In the second quarter of 2012 Hungary’s GDP – matching almost exactly prior expectations – decreased by 1.3 percent compared to the same period of the previous year. Several countries in the EU have similar trends, Italy and Portugal have been in deep recession, while the economy of our regional peer, the Czech Republic, contracted by more than 1 percent according to preliminary data.

From next year on growth prospects are expected to brighten gradually: several large industrial investments will start operating or reach planned capacity utilization levels which will boost both exports and production, and improving external market conditions may also contribute to economic growth.

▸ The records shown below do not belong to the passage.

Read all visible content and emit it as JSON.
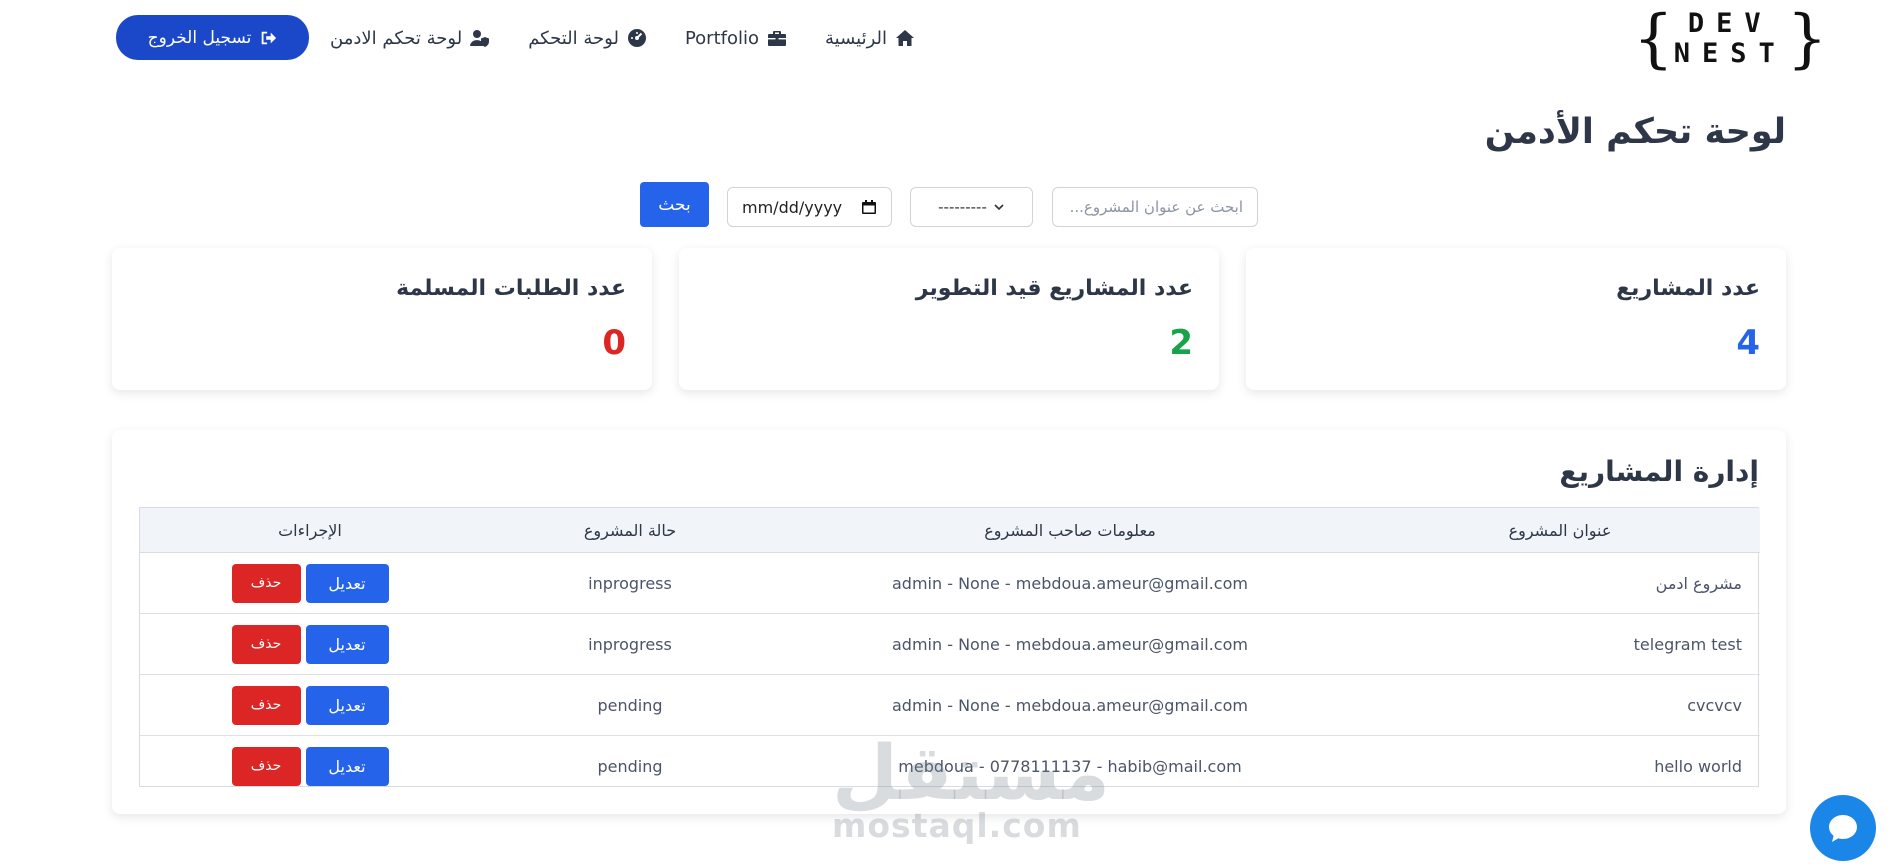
{
  "brand": {
    "logo_line1": "DEV",
    "logo_line2": "NEST",
    "logo_brace_open": "{",
    "logo_brace_close": "}"
  },
  "nav": {
    "items": [
      {
        "label": "الرئيسية",
        "icon": "home-icon"
      },
      {
        "label": "Portfolio",
        "icon": "briefcase-icon"
      },
      {
        "label": "لوحة التحكم",
        "icon": "dashboard-icon"
      },
      {
        "label": "لوحة تحكم الادمن",
        "icon": "user-shield-icon"
      }
    ],
    "logout_label": "تسجيل الخروج",
    "logout_icon": "sign-out-icon"
  },
  "page": {
    "title": "لوحة تحكم الأدمن"
  },
  "filters": {
    "search_placeholder": "ابحث عن عنوان المشروع...",
    "status_selected": "---------",
    "date_placeholder": "mm/dd/yyyy",
    "search_button": "بحث"
  },
  "stats": [
    {
      "label": "عدد المشاريع",
      "value": "4",
      "color": "#2563eb"
    },
    {
      "label": "عدد المشاريع قيد التطوير",
      "value": "2",
      "color": "#16a34a"
    },
    {
      "label": "عدد الطلبات المسلمة",
      "value": "0",
      "color": "#dc2626"
    }
  ],
  "projects": {
    "title": "إدارة المشاريع",
    "columns": [
      "عنوان المشروع",
      "معلومات صاحب المشروع",
      "حالة المشروع",
      "الإجراءات"
    ],
    "edit_label": "تعديل",
    "delete_label": "حذف",
    "rows": [
      {
        "title": "مشروع ادمن",
        "owner": "admin - None - mebdoua.ameur@gmail.com",
        "status": "inprogress"
      },
      {
        "title": "telegram test",
        "owner": "admin - None - mebdoua.ameur@gmail.com",
        "status": "inprogress"
      },
      {
        "title": "cvcvcv",
        "owner": "admin - None - mebdoua.ameur@gmail.com",
        "status": "pending"
      },
      {
        "title": "hello world",
        "owner": "mebdoua - 0778111137 - habib@mail.com",
        "status": "pending"
      }
    ]
  },
  "watermark": {
    "arabic": "مستقل",
    "latin": "mostaql.com"
  },
  "colors": {
    "primary": "#2563eb",
    "logout": "#1a48c9",
    "danger": "#dc2626",
    "success": "#16a34a",
    "chat": "#1a86e8"
  }
}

On the basis of detailed data it can be concluded that on the production side significant sectors slightly contracted in the second quarter of the year. Compared to the previous year, there was significant change in industry and agriculture. Parallel to diminishing export market demand, the basically export-oriented industrial sector registered a small decline of 0.7 percent. The other key change can be observed in agriculture which, due to unfavourable weather conditions, recorded slight contraction after the strong growth of the previous year. Therefore latest data are pushed deep into negative territory by high basis figures.



On the consumption side it can be observed that net exports have still positively contributed to figures. Exports were up 2.1 percent, whereas imports increased only by 0.2 percent. Household consumption has declined marginally, but regarding gross capital formation it continues to record substantial contraction.

Having recognized negative tendencies on external markets, the government continues to work out instruments to fuel growth. In addition to new development schemes and the more efficient utilization of EU resources, production at the Kecskemét plant of Mercedes will also have a positive impact on growth prospects. Problems resulting from the negative external environment will be addressed by active measures such as the Job Protection Action Plan aimed at improving conditions for enterprises.

Furthermore, it has to be noted that it was Hungary where general government debt was reduced to the largest extent in the past two years which result has been and continues to be the consequence of an increasingly balanced fiscal policy which is stable even from a European perspective. Crucial regulatory amendments had been introduced regarding employment as well which made the Hungarian labour market noticeably more flexible. Recently published data already reflect their impact. There have been important changes in the fields of education and innovation policy which will enable Hungary to be one of the countries that can best benefit from the anticipated future upswing in European economic activity which will be complemented by the policy of opening to the East.